The noble Earl, Lord Lytton, asked why the appeals to the Lands Tribunal is not on the face of the Bill. That is because it is set out in earlier legislation which controls leasehold valuation tribunals which are rent assessment committees. It is therefore not necessary on the face of the Bill.

The Bill seeks to redress two problems which are becoming urgent. Leaseholders are faced with a wasting asset which is almost impossible to sell. This problem became acute for the leaseholders of houses before the 1967 Act was passed and has now become acute for flats.

In addition, leaseholders have no control over their asset, which is particularly difficult in the case of flats. I mentioned earlier that recent research by the Consumers' Association had found that two out of three leaseholders reported problems resulting from their freeholders' action or lack of action. Amazingly, as many as one-in-four long leaseholders have considered taking their landlord to court and one-in-20 have actually done so.

I cannot think of any other area of contractual relationships which generates such a level of dissatisfaction and litigation. Abuse by some landlords of their unfairly weighted power over tenants is widespread. It is wrong that the person who has the smallest financial interest in a block and for whom a block is most often just an investment, has full control over what to the leaseholder is often his greatest investment and his home.

The position of long leaseholders excluded from previous reforms is now so serious that the Government made a clear manifesto commitment to give long leaseholders of flats and higher value houses a chance to take over full control of their own property. We must take positive action and the Bill does just that.

However, I am aware that there are some substantial hurdles that I have to get over with my noble friends. May I deal first with the question of valuation? This was raised particularly by my noble friend Lord Kindersley who made a most important speech on the role of valuation and of charities. It has been the particular concern of the Government to ensure that our proposals are fair. I must emphasise again that landlords will receive the market value of their assets. I know that my noble friend Lord Dilhorne disputes that, but in the case of flats they will receive the open market value of their interests, at least half the marriage value, compensation for loss of value to retained land and all their reasonable costs.

It is the apportionment of marriage value about which most concern has been expressed. This is the extra value which enfranchisement will release because it represents a sale to the tenants and brings together the freehold and all the leasehold interests into the same control.

We have provided that landlords shall receive at least half of this additional value. It represents a real capital gain to the landlord. It is fair that this value should be shared as it can only be released by a sale to the tenants. Should a landlord sell to any other purchaser, marriage value would not arise.

I believe that this is a fair basis for valuation. It reflects how the market works in practice where it has been usual to give 50 per cent. to the landlord, following the Lloyd Jones v. The Church Commissioners case. That reflected market evidence submitted by the landlords. I believe strongly that the provisions in the Bill are therefore fair. They follow normal market practice and allow a landlord to maximise his asset.

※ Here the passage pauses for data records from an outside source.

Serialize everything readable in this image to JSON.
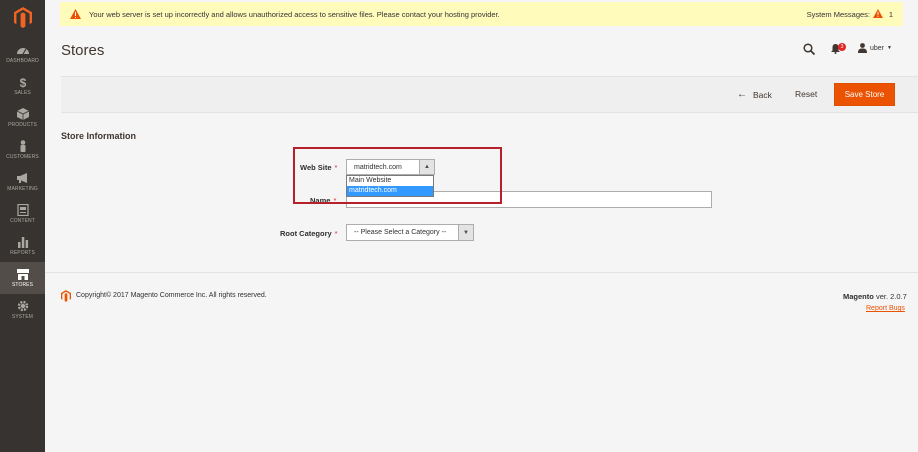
{
  "notice": {
    "message": "Your web server is set up incorrectly and allows unauthorized access to sensitive files. Please contact your hosting provider.",
    "system_messages_label": "System Messages:",
    "system_messages_count": "1"
  },
  "sidebar": {
    "items": [
      {
        "label": "DASHBOARD",
        "icon": "dashboard-icon"
      },
      {
        "label": "SALES",
        "icon": "dollar-icon"
      },
      {
        "label": "PRODUCTS",
        "icon": "box-icon"
      },
      {
        "label": "CUSTOMERS",
        "icon": "person-icon"
      },
      {
        "label": "MARKETING",
        "icon": "megaphone-icon"
      },
      {
        "label": "CONTENT",
        "icon": "content-icon"
      },
      {
        "label": "REPORTS",
        "icon": "bar-chart-icon"
      },
      {
        "label": "STORES",
        "icon": "store-icon"
      },
      {
        "label": "SYSTEM",
        "icon": "gear-icon"
      }
    ],
    "active": "STORES"
  },
  "header": {
    "title": "Stores",
    "notification_count": "3",
    "user": "uber"
  },
  "actions": {
    "back": "Back",
    "reset": "Reset",
    "save": "Save Store"
  },
  "form": {
    "section_title": "Store Information",
    "website_label": "Web Site",
    "website_value": "matridtech.com",
    "website_options": [
      "Main Website",
      "matridtech.com"
    ],
    "website_selected_option": "matridtech.com",
    "name_label": "Name",
    "name_value": "",
    "root_category_label": "Root Category",
    "root_category_value": "-- Please Select a Category --",
    "required_mark": "*"
  },
  "footer": {
    "copyright": "Copyright© 2017 Magento Commerce Inc. All rights reserved.",
    "brand": "Magento",
    "version": "ver. 2.0.7",
    "report_bugs": "Report Bugs"
  },
  "colors": {
    "sidebar_bg": "#373330",
    "accent": "#eb5202",
    "notice_bg": "#fffbbb",
    "highlight_border": "#b5202a",
    "selected_option": "#3399ff"
  }
}
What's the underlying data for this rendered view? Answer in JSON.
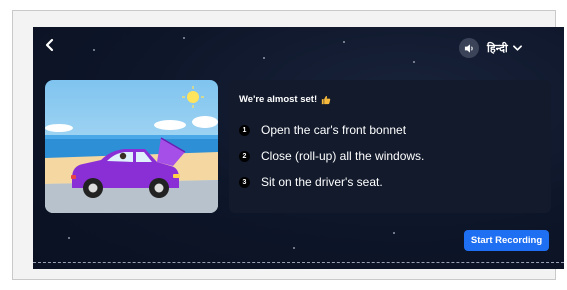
{
  "header": {
    "language_label": "हिन्दी",
    "sound_icon": "speaker-icon",
    "back_icon": "chevron-left-icon",
    "language_dropdown_icon": "chevron-down-icon"
  },
  "instructions": {
    "title": "We're almost set!",
    "title_icon": "thumbs-up-icon",
    "steps": [
      {
        "number": "1",
        "text": "Open the car's front bonnet"
      },
      {
        "number": "2",
        "text": "Close (roll-up) all the windows."
      },
      {
        "number": "3",
        "text": "Sit on the driver's seat."
      }
    ]
  },
  "illustration": {
    "icon": "car-with-open-bonnet-illustration"
  },
  "actions": {
    "start_recording_label": "Start Recording"
  },
  "colors": {
    "panel_background": "#0d1528",
    "card_background": "#121a2c",
    "primary_button": "#1f6ff2"
  }
}
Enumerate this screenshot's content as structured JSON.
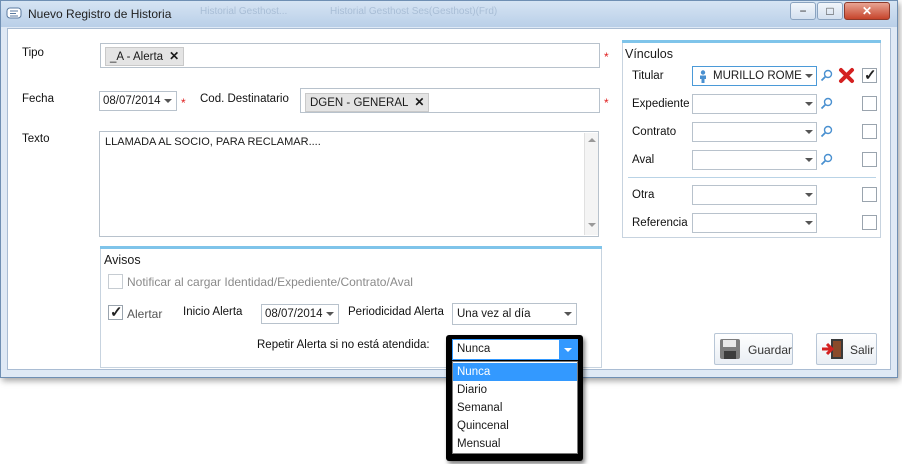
{
  "window": {
    "title": "Nuevo Registro de Historia",
    "ghost_tabs": [
      "Historial Gesthost...",
      "Historial Gesthost Ses(Gesthost)(Frd)"
    ],
    "controls": [
      "−",
      "□",
      "✕"
    ]
  },
  "form": {
    "tipo_label": "Tipo",
    "tipo_value": "_A - Alerta",
    "fecha_label": "Fecha",
    "fecha_value": "08/07/2014",
    "destinatario_label": "Cod. Destinatario",
    "destinatario_value": "DGEN - GENERAL",
    "texto_label": "Texto",
    "texto_value": "LLAMADA AL SOCIO, PARA RECLAMAR....",
    "required_mark": "*",
    "remove_mark": "✕"
  },
  "vinculos": {
    "title": "Vínculos",
    "rows": [
      {
        "label": "Titular",
        "value": "MURILLO ROME",
        "checked": true
      },
      {
        "label": "Expediente",
        "value": "",
        "checked": false
      },
      {
        "label": "Contrato",
        "value": "",
        "checked": false
      },
      {
        "label": "Aval",
        "value": "",
        "checked": false
      },
      {
        "label": "Otra",
        "value": "",
        "checked": false
      },
      {
        "label": "Referencia",
        "value": "",
        "checked": false
      }
    ]
  },
  "avisos": {
    "title": "Avisos",
    "notificar_label": "Notificar al cargar Identidad/Expediente/Contrato/Aval",
    "alertar_label": "Alertar",
    "inicio_label": "Inicio Alerta",
    "inicio_value": "08/07/2014",
    "periodicidad_label": "Periodicidad Alerta",
    "periodicidad_value": "Una vez al día",
    "repetir_label": "Repetir Alerta si no está atendida:",
    "repetir_value": "Nunca",
    "repetir_options": [
      "Nunca",
      "Diario",
      "Semanal",
      "Quincenal",
      "Mensual"
    ]
  },
  "actions": {
    "guardar": "Guardar",
    "salir": "Salir"
  },
  "colors": {
    "accent": "#7fc4ea",
    "selected": "#3399ff",
    "required": "#e02020",
    "delete": "#d42020"
  }
}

There is also a secondary problem. We have heard speeches from both sides; not necessarily from both sides of the House but from the side of the landlords and the side of the tenants. The Government are trying to walk a delicate path and endeavouring to be fair. That is why I believe we have come to the right conclusion.

Much was made in the debate this afternoon of the residency test. My noble friend Lord Boardman gave an example of a Libyan and my noble friend Lord Dilhorne referred to the residency test. One or two noble Lords mentioned Texan millionaires and non-English speakers. I sense that there is an air of xenophobia in all this and I do not believe that we should be overly concerned about it.

The Government believe that a residence condition as qualification for enfranchisement in flats is not acceptable on the ground that it would reduce the number of blocks in which enfranchisement could take place. The reasons for this effect are that individual blocks could move frequently in and out of eligibility, making it harder to find an opportunity to enfranchise. Tenants would have difficulty in ascertaining the status of their block because they could not always readily discover the residential status of non-participating qualifying tenants.

However, we accept that these arguments are less compelling for individual lease renewals in unenfranchiseable blocks. My right honourable friend the Secretary of State said in another place that the Government would bring forward an amendment in this House to add such a residency test for the purposes of the grant of a new lease. I look forward to proposing this in due course.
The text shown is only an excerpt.